Using curl/wget helps get around various issues with
proxies/encryption/etc. as those programs are specifically designed
for that. I do not believe this would result in significant overhead
comparing to regular fopen() used by the compiler for opening source
files.

On a non-networked system, such a program would be a not so
complicated shell script pretending it downloads from an URI, but
reading from local disk (flash, any other kind of storage) instead.

To address the problem of module/package URI changes over time, the
following may be suggested. Either purl.org is used (and then it is
responsibility of a package maintainer to keep its URL pointer valid).
Or, some kind of a purl server may be set up somewhere (at haskell.org
for example) which also supports mirroring. This means that for each
package/module registered with this server, multiple locations are
known (well, probably willing people might allocate their computer
resources for that, at least I would not object as long as I have my
own web server). The hypothetical purl server serves redirects as
usual, but shifting randomly to another mirroring location for each
new request for a module/package. So, if an attempt to retrieve a
module/package fails, it may be repeated, and other mirror location
will be tried. Mirrors will be synchronized behind the scenes.
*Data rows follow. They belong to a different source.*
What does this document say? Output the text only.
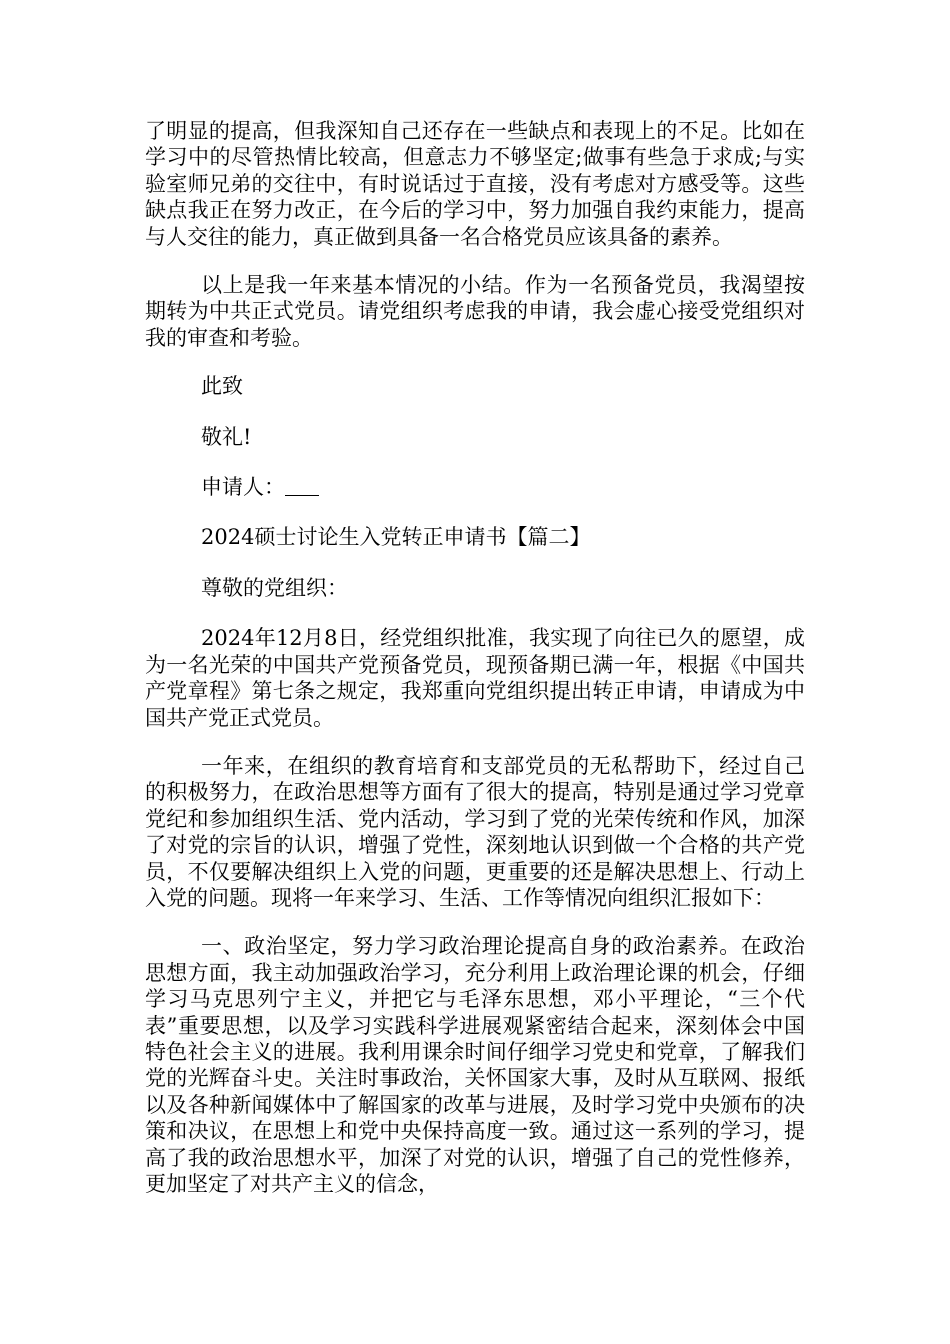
了明显的提高，但我深知自己还存在一些缺点和表现上的不足。比如在学习中的尽管热情比较高，但意志力不够坚定;做事有些急于求成;与实验室师兄弟的交往中，有时说话过于直接，没有考虑对方感受等。这些缺点我正在努力改正，在今后的学习中，努力加强自我约束能力，提高与人交往的能力，真正做到具备一名合格党员应该具备的素养。

以上是我一年来基本情况的小结。作为一名预备党员，我渴望按期转为中共正式党员。请党组织考虑我的申请，我会虚心接受党组织对我的审查和考验。

此致

敬礼!

申请人：

2024硕士讨论生入党转正申请书【篇二】

尊敬的党组织：

2024年12月8日，经党组织批准，我实现了向往已久的愿望，成为一名光荣的中国共产党预备党员，现预备期已满一年，根据《中国共产党章程》第七条之规定，我郑重向党组织提出转正申请，申请成为中国共产党正式党员。

一年来，在组织的教育培育和支部党员的无私帮助下，经过自己的积极努力，在政治思想等方面有了很大的提高，特别是通过学习党章党纪和参加组织生活、党内活动，学习到了党的光荣传统和作风，加深了对党的宗旨的认识，增强了党性，深刻地认识到做一个合格的共产党员，不仅要解决组织上入党的问题，更重要的还是解决思想上、行动上入党的问题。现将一年来学习、生活、工作等情况向组织汇报如下：

一、政治坚定，努力学习政治理论提高自身的政治素养。在政治思想方面，我主动加强政治学习，充分利用上政治理论课的机会，仔细学习马克思列宁主义，并把它与毛泽东思想，邓小平理论，“三个代表”重要思想，以及学习实践科学进展观紧密结合起来，深刻体会中国特色社会主义的进展。我利用课余时间仔细学习党史和党章，了解我们党的光辉奋斗史。关注时事政治，关怀国家大事，及时从互联网、报纸以及各种新闻媒体中了解国家的改革与进展，及时学习党中央颁布的决策和决议，在思想上和党中央保持高度一致。通过这一系列的学习，提高了我的政治思想水平，加深了对党的认识，增强了自己的党性修养，更加坚定了对共产主义的信念，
Will such a centralized purl server a bottleneck or a single point of
failure? Probably not more than a centralized Hackage database (or is
it planned to be distributed?)

Also, some resolver might be part of the URI streamer which maps
module names to URIs. For example, the Prelude will most likely be
stored locally, but some other module will not. This means that the
resolver consults the local package database (cabal), and its own
cache, and either streams a local file or popens curl with some URI
constructed specifically based on the desired module name. Once
downloaded, a module may be cached with some TTL, so further
recompilations do not result in curl involvement (until the TTL
expires).

PS This all is written in the assumption that Haskell source files are
served. Binary distributions, of course would require different
techniques.

-- 
Dimitry Golubovsky

Anywhere on the Web